When it was time to go last weekend I felt as ready as I could be physically. I knew it would also be a challenge mentally but I didn’t expect it to be as hard as it really was. This trip pulled out fears that were hidden down inside. It challenged my confidence and if I really was willing to take that next step forward. Literally. After our first 1,000 ft. practice climb the day before we were suppose to summit, I psyched myself out so much that I was considering not going. At those crucial times, (you know, the make or break moments) Chad Cochran, our guide had this keen sense of knowing when I needed the encouragement and to rattle me out of my doubt. I kid you not, I don’t think this trip would have been as successful for me as it was if it wasn’t for him. I needed that extra push and seeing that he believed in me transformed into strength. I’m not big on believing in the devil with horns, dressed in red and standing in fire but I do think if anything can be called the devil it’s fear and doubt. It will stop you in your tracks of what you really want in life. If that’s not “the devil” than I don’t know what is.
We set out to start our climb at 2:00 a.m. in the morning with our head lamps on. We had a meteor shower showing off above us and most of my focus was looking down at my crampons highlighted by my headlamp. All I heard was crunch, crunch, axe, crunch crunch axe, repeat. After three hours of that, the sun decided to join us as it raised it’s glory over Mt. Baker dressed in orange, hues of yellow and pink.
About that time we were facing the Roman Wall which is much steeper once you actually get on it. I think I had to grunt to complete each step.
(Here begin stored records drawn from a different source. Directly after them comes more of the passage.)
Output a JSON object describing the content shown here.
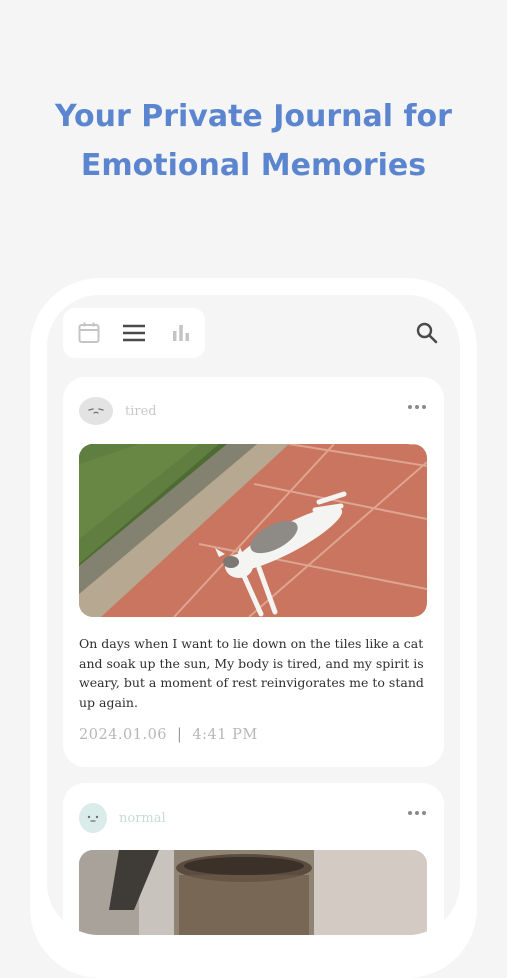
{
  "headline": {
    "line1": "Your Private Journal for",
    "line2": "Emotional Memories"
  },
  "toolbar": {
    "tabs": [
      {
        "icon": "calendar-icon",
        "active": false
      },
      {
        "icon": "list-icon",
        "active": true
      },
      {
        "icon": "bar-chart-icon",
        "active": false
      }
    ],
    "search_icon": "search-icon"
  },
  "entries": [
    {
      "mood": "tired",
      "mood_color": "#e3e3e3",
      "photo": "cat lying on red tiles",
      "text": "On days when I want to lie down on the tiles like a cat and soak up the sun, My body is tired, and my spirit is weary, but a moment of rest reinvigorates me to stand up again.",
      "date": "2024.01.06",
      "time": "4:41 PM"
    },
    {
      "mood": "normal",
      "mood_color": "#d9ece9",
      "photo": "iced coffee glass"
    }
  ],
  "colors": {
    "accent": "#5b86cf",
    "background": "#f5f5f6",
    "card": "#ffffff"
  }
}
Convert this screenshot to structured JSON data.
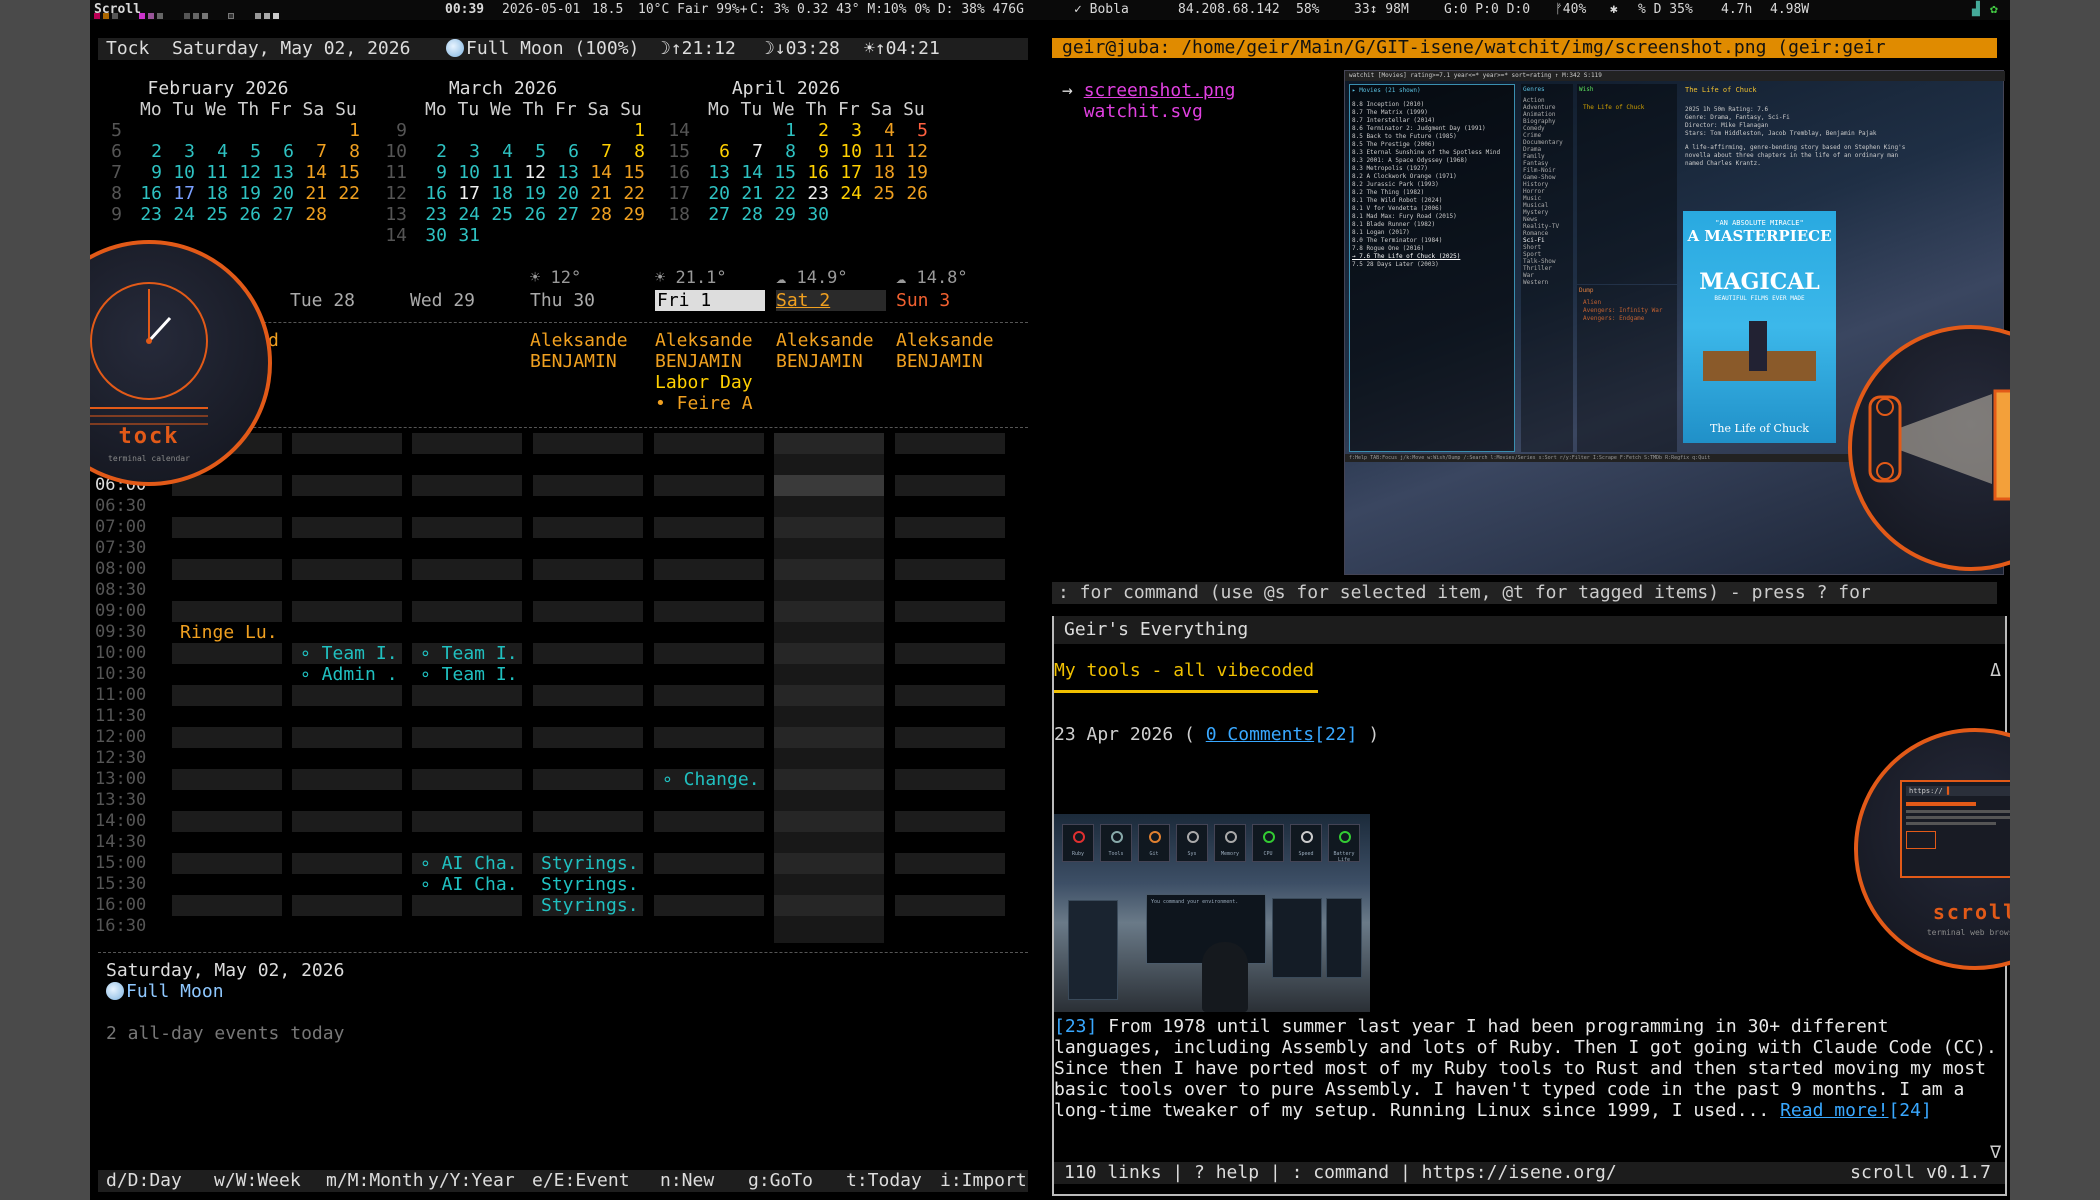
{
  "statusbar": {
    "wm": "Scroll",
    "time": "00:39",
    "date": "2026-05-01",
    "temp_val": "18.5",
    "weather": "10°C Fair 99%+",
    "cpu": "C:  3% 0.32 43° M:10%  0%  D: 38% 476G",
    "user": "✓ Bobla",
    "ip": "84.208.68.142",
    "battery": "58%",
    "net": "33↕ 98M",
    "misc": "G:0 P:0 D:0",
    "bright": "ᚠ40%",
    "misc2": "✱",
    "vol": "% D 35%",
    "rate": "4.7h",
    "power": "4.98W"
  },
  "tock": {
    "app": "Tock",
    "today": "Saturday, May 02, 2026",
    "moon": "Full Moon (100%)",
    "moonset": "☽↑21:12",
    "moonrise": "☽↓03:28",
    "sunrise": "☀↑04:21"
  },
  "months": [
    {
      "title": "February 2026",
      "hdr": "Mo Tu We Th Fr Sa Su",
      "weeks": [
        [
          "5",
          "",
          "",
          "",
          "",
          "",
          "",
          "1"
        ],
        [
          "6",
          "2",
          "3",
          "4",
          "5",
          "6",
          "7",
          "8"
        ],
        [
          "7",
          "9",
          "10",
          "11",
          "12",
          "13",
          "14",
          "15"
        ],
        [
          "8",
          "16",
          "17",
          "18",
          "19",
          "20",
          "21",
          "22"
        ],
        [
          "9",
          "23",
          "24",
          "25",
          "26",
          "27",
          "28",
          ""
        ]
      ]
    },
    {
      "title": "March 2026",
      "hdr": "Mo Tu We Th Fr Sa Su",
      "weeks": [
        [
          "9",
          "",
          "",
          "",
          "",
          "",
          "",
          "1"
        ],
        [
          "10",
          "2",
          "3",
          "4",
          "5",
          "6",
          "7",
          "8"
        ],
        [
          "11",
          "9",
          "10",
          "11",
          "12",
          "13",
          "14",
          "15"
        ],
        [
          "12",
          "16",
          "17",
          "18",
          "19",
          "20",
          "21",
          "22"
        ],
        [
          "13",
          "23",
          "24",
          "25",
          "26",
          "27",
          "28",
          "29"
        ],
        [
          "14",
          "30",
          "31",
          "",
          "",
          "",
          "",
          ""
        ]
      ]
    },
    {
      "title": "April 2026",
      "hdr": "Mo Tu We Th Fr Sa Su",
      "weeks": [
        [
          "14",
          "",
          "",
          "1",
          "2",
          "3",
          "4",
          "5"
        ],
        [
          "15",
          "6",
          "7",
          "8",
          "9",
          "10",
          "11",
          "12"
        ],
        [
          "16",
          "13",
          "14",
          "15",
          "16",
          "17",
          "18",
          "19"
        ],
        [
          "17",
          "20",
          "21",
          "22",
          "23",
          "24",
          "25",
          "26"
        ],
        [
          "18",
          "27",
          "28",
          "29",
          "30",
          "",
          "",
          ""
        ]
      ]
    }
  ],
  "week": {
    "days": [
      "Tue 28",
      "Wed 29",
      "Thu 30",
      "Fri 1",
      "Sat 2",
      "Sun 3"
    ],
    "temps": [
      "",
      "",
      "☀ 12°",
      "☀ 21.1°",
      "☁ 14.9°",
      "☁ 14.8°"
    ],
    "allday_prefix": "d",
    "allday": [
      [],
      [],
      [
        "Aleksande",
        "BENJAMIN"
      ],
      [
        "Aleksande",
        "BENJAMIN",
        "Labor Day",
        "• Feire A"
      ],
      [
        "Aleksande",
        "BENJAMIN"
      ],
      [
        "Aleksande",
        "BENJAMIN"
      ]
    ]
  },
  "times": [
    "06:00",
    "06:30",
    "07:00",
    "07:30",
    "08:00",
    "08:30",
    "09:00",
    "09:30",
    "10:00",
    "10:30",
    "11:00",
    "11:30",
    "12:00",
    "12:30",
    "13:00",
    "13:30",
    "14:00",
    "14:30",
    "15:00",
    "15:30",
    "16:00",
    "16:30"
  ],
  "events": {
    "ringe": "Ringe Lu.",
    "tue_1000": "∘ Team I.",
    "tue_1030": "∘ Admin .",
    "wed_1000": "∘ Team I.",
    "wed_1030": "∘ Team I.",
    "fri_1300": "∘ Change.",
    "wed_1500": "∘ AI Cha.",
    "wed_1530": "∘ AI Cha.",
    "thu_1500": "Styrings.",
    "thu_1530": "Styrings.",
    "thu_1600": "Styrings."
  },
  "selected": {
    "date": "Saturday, May 02, 2026",
    "moon": "Full Moon",
    "allday": "2 all-day events today"
  },
  "keys": [
    "d/D:Day",
    "w/W:Week",
    "m/M:Month",
    "y/Y:Year",
    "e/E:Event",
    "n:New",
    "g:GoTo",
    "t:Today",
    "i:Import"
  ],
  "badges": {
    "tock": "tock",
    "tock_sub": "terminal calendar",
    "scroll": "scroll",
    "scroll_sub": "terminal web browser"
  },
  "rtop": {
    "title": "geir@juba: /home/geir/Main/G/GIT-isene/watchit/img/screenshot.png (geir:geir",
    "files": [
      "screenshot.png",
      "watchit.svg"
    ],
    "cmd": ": for command (use @s for selected item, @t for tagged items) - press ? for"
  },
  "watchit": {
    "topbar": "watchit  [Movies]  rating>=7.1  year<=*  year>=*  sort=rating  ↑ M:342  S:119",
    "list_title": "▸ Movies (21 shown)",
    "movies": [
      "8.8  Inception (2010)",
      "8.7  The Matrix (1999)",
      "8.7  Interstellar (2014)",
      "8.6  Terminator 2: Judgment Day (1991)",
      "8.5  Back to the Future (1985)",
      "8.5  The Prestige (2006)",
      "8.3  Eternal Sunshine of the Spotless Mind",
      "8.3  2001: A Space Odyssey (1968)",
      "8.3  Metropolis (1927)",
      "8.2  A Clockwork Orange (1971)",
      "8.2  Jurassic Park (1993)",
      "8.2  The Thing (1982)",
      "8.1  The Wild Robot (2024)",
      "8.1  V for Vendetta (2006)",
      "8.1  Mad Max: Fury Road (2015)",
      "8.1  Blade Runner (1982)",
      "8.1  Logan (2017)",
      "8.0  The Terminator (1984)",
      "7.8  Rogue One (2016)",
      "→ 7.6  The Life of Chuck (2025)",
      "7.5  28 Days Later (2003)"
    ],
    "genres_title": "Genres",
    "genres": [
      "Action",
      "Adventure",
      "Animation",
      "Biography",
      "Comedy",
      "Crime",
      "Documentary",
      "Drama",
      "Family",
      "Fantasy",
      "Film-Noir",
      "Game-Show",
      "History",
      "Horror",
      "Music",
      "Musical",
      "Mystery",
      "News",
      "Reality-TV",
      "Romance",
      "Sci-Fi",
      "Short",
      "Sport",
      "Talk-Show",
      "Thriller",
      "War",
      "Western"
    ],
    "wish_title": "Wish",
    "wish": [
      "The Life of Chuck"
    ],
    "dump_title": "Dump",
    "dump": [
      "Alien",
      "Avengers: Infinity War",
      "Avengers: Endgame"
    ],
    "detail_title": "The Life of Chuck",
    "detail": [
      "2025  1h 50m  Rating: 7.6",
      "Genre: Drama, Fantasy, Sci-Fi",
      "Director: Mike Flanagan",
      "Stars: Tom Hiddleston, Jacob Tremblay, Benjamin Pajak"
    ],
    "desc": "A life-affirming, genre-bending story based on Stephen King's novella about three chapters in the life of an ordinary man named Charles Krantz.",
    "poster": {
      "tag": "\"AN ABSOLUTE MIRACLE\"",
      "big1": "A MASTERPIECE",
      "big2": "MAGICAL",
      "line": "BEAUTIFUL FILMS EVER MADE",
      "title": "The Life of Chuck"
    },
    "footer": "f:Help  TAB:Focus  j/k:Move  w:Wish/Dump  /:Search  l:Movies/Series  s:Sort  r/y:Filter  I:Scrape  F:Fetch  S:TMDb  R:Regfix  q:Quit"
  },
  "scroll": {
    "title": "Geir's Everything",
    "heading": "My tools - all vibecoded",
    "date_pre": "23 Apr 2026 (",
    "comments": "0 Comments",
    "comments_ref": "[22]",
    "date_post": ")",
    "ref23": "[23]",
    "body": "From 1978 until summer last year I had been programming in 30+ different languages, including Assembly and lots of Ruby. Then I got going with Claude Code (CC). Since then I have ported most of my Ruby tools to Rust and then started moving my most basic tools over to pure Assembly. I haven't typed code in the past 9 months. I am a long-time tweaker of my setup. Running Linux since 1999, I used...",
    "readmore": "Read more!",
    "readmore_ref": "[24]",
    "status": "110 links | ? help | : command | https://isene.org/",
    "version": "scroll v0.1.7",
    "up": "Δ",
    "down": "∇",
    "img_labels": [
      "Ruby",
      "Tools",
      "Git",
      "Sys",
      "Memory",
      "CPU",
      "Speed",
      "Battery Life"
    ],
    "img_prompt": "You command your environment."
  }
}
Once returning back to Hogsback base camp, I then finally felt my complete self again. The weight and the stress of getting up there was behind me and I only felt the accomplishment of succeeding at what I set out to do. I never felt better, relieved and proud.
After summiting a mountain that is just shy of 11,000 feet, I have all the admiration and respect for the true alpinists out there. They are truly fearless. Allow me to rephrase; maybe not fearless but courageous to face their fear.